UEFA has ratified a proposal to impose a 10-match European ban for players and officials found guilty of racism.
Racism by fans will be punished by partial stadium closure for a first offence, with a full stadium closure for a second offence.
The new sanctions were agreed by UEFA's executive committee meeting in London but moves to oblige national associations to follow suit have been watered down.
The Football Association announced its own five-match minimum ban last week, but UEFA general secretary Gianni Infantino said individual associations could still decide on their own sanctions.
Infantino told a news conference: "An association should adopt the same or similar measures. UEFA has always acted in a way to try to convince people rather than impose.
"I don't think you measure the way of fighting against racism in one simple measure and sanction.
"The way I read the FA's decision is that it could be five matches and it could also be 15. The FA are sure their way of regulating is more correct for England.
"It's their decision but it doesn't mean they do more or less than us. Everyone has to do what they can do in this field.

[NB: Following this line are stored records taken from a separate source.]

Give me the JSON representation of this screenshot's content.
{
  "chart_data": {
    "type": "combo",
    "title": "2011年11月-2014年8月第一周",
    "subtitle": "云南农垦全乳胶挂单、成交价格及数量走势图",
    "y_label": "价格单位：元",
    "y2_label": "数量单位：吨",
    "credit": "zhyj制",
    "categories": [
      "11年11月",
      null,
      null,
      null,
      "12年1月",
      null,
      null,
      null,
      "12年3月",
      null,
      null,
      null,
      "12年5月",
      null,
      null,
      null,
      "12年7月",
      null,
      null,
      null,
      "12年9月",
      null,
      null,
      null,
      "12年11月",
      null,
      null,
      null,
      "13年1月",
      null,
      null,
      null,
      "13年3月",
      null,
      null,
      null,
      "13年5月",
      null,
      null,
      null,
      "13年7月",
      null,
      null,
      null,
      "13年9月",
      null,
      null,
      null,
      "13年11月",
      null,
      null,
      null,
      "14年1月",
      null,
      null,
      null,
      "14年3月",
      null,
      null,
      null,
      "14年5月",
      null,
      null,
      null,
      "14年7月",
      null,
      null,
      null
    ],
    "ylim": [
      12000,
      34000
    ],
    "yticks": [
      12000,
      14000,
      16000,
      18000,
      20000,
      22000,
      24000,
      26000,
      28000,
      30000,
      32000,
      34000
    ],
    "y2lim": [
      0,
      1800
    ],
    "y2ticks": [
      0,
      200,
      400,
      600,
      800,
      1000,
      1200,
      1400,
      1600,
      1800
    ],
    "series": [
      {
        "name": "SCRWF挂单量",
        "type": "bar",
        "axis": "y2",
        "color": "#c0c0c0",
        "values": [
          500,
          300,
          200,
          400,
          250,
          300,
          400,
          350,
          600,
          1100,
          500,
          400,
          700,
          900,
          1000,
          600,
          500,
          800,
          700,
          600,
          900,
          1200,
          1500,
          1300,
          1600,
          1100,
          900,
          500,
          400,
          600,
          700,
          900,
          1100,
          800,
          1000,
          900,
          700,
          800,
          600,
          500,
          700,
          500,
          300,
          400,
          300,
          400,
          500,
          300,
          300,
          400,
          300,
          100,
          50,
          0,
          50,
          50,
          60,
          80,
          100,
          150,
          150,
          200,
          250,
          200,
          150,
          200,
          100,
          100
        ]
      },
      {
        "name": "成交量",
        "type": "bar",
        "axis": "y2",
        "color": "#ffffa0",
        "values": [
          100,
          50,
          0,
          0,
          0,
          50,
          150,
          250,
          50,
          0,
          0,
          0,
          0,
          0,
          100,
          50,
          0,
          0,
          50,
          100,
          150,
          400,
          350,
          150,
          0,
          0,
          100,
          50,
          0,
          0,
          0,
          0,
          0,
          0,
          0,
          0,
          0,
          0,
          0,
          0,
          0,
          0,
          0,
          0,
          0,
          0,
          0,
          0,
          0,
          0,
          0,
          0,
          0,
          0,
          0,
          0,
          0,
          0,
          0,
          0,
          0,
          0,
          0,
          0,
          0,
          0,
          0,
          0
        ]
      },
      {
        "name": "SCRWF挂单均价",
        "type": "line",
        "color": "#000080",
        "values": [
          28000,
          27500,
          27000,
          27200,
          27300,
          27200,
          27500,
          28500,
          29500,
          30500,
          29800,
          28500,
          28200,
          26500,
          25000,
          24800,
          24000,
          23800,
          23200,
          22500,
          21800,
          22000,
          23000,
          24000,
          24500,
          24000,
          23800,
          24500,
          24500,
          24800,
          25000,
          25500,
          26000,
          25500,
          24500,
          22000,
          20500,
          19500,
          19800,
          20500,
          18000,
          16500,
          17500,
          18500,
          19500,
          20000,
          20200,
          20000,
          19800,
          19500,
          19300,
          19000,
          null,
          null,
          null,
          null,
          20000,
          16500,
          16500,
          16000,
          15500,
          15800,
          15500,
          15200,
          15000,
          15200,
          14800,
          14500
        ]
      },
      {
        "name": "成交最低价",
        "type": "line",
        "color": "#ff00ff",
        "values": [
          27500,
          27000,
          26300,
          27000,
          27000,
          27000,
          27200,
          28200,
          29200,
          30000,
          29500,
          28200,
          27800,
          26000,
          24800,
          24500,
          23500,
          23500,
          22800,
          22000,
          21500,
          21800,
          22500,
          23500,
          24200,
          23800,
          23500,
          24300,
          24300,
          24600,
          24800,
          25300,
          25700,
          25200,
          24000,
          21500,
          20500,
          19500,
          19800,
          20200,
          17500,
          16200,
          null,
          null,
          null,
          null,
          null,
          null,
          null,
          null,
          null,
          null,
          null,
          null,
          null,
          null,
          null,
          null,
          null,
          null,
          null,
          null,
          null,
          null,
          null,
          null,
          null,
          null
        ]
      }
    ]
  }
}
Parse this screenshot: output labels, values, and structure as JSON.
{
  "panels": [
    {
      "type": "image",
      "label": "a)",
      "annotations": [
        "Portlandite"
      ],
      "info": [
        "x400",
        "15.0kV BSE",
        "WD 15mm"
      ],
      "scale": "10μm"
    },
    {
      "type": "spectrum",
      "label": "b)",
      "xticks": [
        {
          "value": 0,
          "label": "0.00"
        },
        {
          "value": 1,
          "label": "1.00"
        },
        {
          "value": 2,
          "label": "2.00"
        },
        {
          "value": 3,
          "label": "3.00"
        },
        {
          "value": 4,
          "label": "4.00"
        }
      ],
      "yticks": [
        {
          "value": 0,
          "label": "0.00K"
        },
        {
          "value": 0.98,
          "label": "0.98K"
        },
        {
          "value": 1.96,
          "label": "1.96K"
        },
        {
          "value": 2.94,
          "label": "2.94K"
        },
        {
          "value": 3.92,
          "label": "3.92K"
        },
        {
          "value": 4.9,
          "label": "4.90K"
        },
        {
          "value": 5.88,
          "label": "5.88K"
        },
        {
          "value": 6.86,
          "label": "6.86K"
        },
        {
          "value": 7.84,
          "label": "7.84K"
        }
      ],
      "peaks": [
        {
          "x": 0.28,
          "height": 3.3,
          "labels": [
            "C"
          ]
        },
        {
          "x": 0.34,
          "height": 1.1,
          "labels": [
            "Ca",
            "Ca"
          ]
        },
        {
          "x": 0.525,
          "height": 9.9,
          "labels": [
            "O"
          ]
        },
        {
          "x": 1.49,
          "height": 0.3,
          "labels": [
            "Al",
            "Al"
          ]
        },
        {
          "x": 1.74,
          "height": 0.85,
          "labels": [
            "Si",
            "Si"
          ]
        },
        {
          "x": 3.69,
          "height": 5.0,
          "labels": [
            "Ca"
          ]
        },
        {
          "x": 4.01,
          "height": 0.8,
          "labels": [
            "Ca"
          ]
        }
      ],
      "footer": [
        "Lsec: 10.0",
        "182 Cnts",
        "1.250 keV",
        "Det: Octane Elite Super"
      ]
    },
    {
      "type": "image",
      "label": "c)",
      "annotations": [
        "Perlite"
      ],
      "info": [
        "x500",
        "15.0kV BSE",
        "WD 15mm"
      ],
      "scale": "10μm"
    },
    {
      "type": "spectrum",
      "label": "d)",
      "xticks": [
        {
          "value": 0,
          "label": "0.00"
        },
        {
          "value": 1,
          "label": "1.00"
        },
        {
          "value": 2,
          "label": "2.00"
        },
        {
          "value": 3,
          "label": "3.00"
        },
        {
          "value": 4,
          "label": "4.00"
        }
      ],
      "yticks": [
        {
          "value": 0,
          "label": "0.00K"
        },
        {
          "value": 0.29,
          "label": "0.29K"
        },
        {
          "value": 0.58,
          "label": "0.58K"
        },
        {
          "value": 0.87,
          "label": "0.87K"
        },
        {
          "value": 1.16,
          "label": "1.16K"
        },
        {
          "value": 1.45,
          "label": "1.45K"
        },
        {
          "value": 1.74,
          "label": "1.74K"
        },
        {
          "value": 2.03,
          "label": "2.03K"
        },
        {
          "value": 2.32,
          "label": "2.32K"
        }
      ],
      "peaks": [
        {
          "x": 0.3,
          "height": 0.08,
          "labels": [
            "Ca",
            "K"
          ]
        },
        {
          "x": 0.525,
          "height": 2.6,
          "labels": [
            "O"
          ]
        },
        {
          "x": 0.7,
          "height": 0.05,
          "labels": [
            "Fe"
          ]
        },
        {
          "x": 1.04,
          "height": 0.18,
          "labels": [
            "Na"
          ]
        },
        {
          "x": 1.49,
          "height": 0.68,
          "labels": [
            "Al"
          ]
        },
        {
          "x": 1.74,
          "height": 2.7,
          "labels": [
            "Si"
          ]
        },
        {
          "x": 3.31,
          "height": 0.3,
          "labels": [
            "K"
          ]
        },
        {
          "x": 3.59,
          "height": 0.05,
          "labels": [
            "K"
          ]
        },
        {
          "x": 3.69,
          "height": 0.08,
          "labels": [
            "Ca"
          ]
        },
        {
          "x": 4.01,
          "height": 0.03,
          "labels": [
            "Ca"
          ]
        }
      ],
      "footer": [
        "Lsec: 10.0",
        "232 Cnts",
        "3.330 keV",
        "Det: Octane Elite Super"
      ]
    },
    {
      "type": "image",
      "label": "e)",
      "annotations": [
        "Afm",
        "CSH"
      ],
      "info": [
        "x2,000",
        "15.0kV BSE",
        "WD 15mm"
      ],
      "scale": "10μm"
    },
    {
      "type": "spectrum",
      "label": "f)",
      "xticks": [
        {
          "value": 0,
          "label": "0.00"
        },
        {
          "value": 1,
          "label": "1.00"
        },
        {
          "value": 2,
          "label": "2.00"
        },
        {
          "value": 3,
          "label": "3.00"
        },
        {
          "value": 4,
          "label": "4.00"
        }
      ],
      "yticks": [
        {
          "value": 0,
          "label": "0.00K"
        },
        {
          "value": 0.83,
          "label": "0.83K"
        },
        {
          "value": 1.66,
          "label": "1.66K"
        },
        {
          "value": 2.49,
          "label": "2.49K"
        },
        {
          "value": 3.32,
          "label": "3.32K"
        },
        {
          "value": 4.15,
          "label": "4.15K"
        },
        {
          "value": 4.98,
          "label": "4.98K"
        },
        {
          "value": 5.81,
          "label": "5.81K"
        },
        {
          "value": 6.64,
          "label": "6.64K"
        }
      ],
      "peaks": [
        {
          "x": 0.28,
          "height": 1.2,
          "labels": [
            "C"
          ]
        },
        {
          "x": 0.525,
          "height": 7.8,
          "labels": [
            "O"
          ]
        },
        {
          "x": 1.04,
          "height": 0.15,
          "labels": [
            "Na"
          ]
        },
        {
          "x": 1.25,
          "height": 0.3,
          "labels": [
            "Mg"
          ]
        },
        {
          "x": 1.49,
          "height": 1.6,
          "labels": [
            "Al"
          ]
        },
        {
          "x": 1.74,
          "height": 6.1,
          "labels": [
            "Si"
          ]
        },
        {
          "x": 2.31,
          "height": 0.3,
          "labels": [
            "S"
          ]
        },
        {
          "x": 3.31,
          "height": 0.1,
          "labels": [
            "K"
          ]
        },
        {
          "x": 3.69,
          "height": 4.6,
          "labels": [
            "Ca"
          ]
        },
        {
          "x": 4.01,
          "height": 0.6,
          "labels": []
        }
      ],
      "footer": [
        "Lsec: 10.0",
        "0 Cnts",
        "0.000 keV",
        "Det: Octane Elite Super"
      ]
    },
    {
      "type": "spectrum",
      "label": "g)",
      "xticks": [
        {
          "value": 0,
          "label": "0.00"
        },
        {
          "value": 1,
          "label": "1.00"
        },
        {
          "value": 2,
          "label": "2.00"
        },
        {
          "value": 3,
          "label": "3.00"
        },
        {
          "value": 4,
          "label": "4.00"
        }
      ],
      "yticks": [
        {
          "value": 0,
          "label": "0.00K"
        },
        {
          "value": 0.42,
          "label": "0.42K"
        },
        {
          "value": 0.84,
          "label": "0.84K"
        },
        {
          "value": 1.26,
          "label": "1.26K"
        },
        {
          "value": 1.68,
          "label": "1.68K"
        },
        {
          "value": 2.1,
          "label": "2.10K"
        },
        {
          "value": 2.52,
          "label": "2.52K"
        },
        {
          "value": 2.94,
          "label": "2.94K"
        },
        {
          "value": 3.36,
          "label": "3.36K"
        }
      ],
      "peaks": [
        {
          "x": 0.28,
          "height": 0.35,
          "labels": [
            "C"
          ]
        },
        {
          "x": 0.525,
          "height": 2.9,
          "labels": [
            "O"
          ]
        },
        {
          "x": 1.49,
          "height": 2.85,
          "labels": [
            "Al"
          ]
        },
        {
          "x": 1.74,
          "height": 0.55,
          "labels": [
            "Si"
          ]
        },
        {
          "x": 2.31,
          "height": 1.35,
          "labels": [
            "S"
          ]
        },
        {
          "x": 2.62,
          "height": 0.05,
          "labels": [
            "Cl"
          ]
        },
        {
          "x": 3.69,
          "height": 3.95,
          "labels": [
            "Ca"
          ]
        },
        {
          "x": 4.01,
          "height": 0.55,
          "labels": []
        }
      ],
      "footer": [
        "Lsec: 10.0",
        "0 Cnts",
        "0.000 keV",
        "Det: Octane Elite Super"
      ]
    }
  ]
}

Luis Suárez was banned for eight matches for racially abusing Patrice Evra
"The FA is autonomous and know best what is best for England to do in the fight against racism. It is probably one of the countries where the most has been done."
UEFA also announced tougher sanctions for insulting and assaulting match officials. The ban for insulting officials has been raised from two to three matches and for assaulting match officials from 10 to 15 matches.
In other decisions, UEFA has announced that the Champions League final in 2015 will take place in Berlin's Olympic Stadium and the Europa League final in Warsaw.
UEFA is also expected to announce at its Congress tomorrow that the winners of the Europa League will qualify automatically for the Champions League.
The move would be aimed to boost interest in Europe's second tier tournament.
A new anti-doping initiative will see UEFA conduct a retrospective study of 900 doping samples given since 2008 to see if there has been any steroid use, and possibly to implement biological passports for players in future.